GENEVA – The UN High Commissioner for Human Rights Navi Pillay on Tuesday said she was shocked at reports that 34 individuals, including two women, were executed in Iraq on 19 January following their conviction for various crimes.
“Even if the most scrupulous fair trial standards were observed, this would be a terrifying number of executions to take place in a single day,” Pillay said.
“Given the lack of transparency in court proceedings, major concerns about due process and fairness of trials, and the very wide range of offences for which the death penalty can be imposed in Iraq, it is a truly shocking figure.”
The total number of individuals sentenced to death in Iraq since 2004 is believed to stand at more than 1,200. The total number actually executed since then is not known, although at least 63 individuals are thought to have been executed in the past two months alone (since 16 November). There are around 48 crimes for which the death penalty can be imposed in Iraq, including a number of non-fatal crimes such as – under certain circumstances – damage to public property.

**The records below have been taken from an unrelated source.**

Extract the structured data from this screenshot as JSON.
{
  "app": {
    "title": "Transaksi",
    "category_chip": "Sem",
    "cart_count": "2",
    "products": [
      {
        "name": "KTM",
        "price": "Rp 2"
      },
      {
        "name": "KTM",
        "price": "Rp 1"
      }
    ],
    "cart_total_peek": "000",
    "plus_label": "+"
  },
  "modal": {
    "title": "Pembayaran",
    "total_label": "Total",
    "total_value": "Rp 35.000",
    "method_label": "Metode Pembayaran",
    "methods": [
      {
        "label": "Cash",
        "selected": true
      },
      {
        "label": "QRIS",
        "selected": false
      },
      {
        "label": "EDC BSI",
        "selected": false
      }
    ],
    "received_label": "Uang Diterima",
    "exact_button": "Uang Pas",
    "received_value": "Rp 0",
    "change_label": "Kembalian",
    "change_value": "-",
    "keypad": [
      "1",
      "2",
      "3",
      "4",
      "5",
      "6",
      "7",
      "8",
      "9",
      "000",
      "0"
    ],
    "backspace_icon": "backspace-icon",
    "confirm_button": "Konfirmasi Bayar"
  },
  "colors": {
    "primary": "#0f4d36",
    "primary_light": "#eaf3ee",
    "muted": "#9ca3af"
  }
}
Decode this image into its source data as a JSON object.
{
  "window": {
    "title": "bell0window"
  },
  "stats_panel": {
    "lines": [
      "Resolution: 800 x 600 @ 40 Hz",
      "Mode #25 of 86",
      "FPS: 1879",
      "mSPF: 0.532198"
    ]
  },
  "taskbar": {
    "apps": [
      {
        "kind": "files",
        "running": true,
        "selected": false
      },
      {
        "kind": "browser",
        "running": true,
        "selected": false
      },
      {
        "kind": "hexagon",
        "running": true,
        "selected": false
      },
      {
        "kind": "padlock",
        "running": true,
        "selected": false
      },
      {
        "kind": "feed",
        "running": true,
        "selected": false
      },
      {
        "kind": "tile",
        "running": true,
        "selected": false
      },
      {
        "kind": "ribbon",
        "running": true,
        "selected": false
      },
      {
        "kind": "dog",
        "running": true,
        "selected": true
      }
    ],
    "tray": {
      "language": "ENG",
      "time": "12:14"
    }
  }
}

“Most disturbingly,” said Pillay, “we do not have a single report of anyone on death row being pardoned, despite the fact there are well documented cases of confessions being extracted under duress.”
“I call on the Government of Iraq to implement an immediate moratorium on the institution of death penalty,” the High Commissioner said, noting that around 150 countries have now either abolished the death penalty in law or in practice, or introduced a moratorium.
She pointed to UN General Assembly Resolution 62/149, adopted in 2007, and two subsequent resolutions, which call on UN Member States to establish a moratorium on the use of the death penalty with a view to future abolition and urged the Government of Iraq “to halt all executions and, as a matter of urgency, review the cases of those individuals currently on death row.”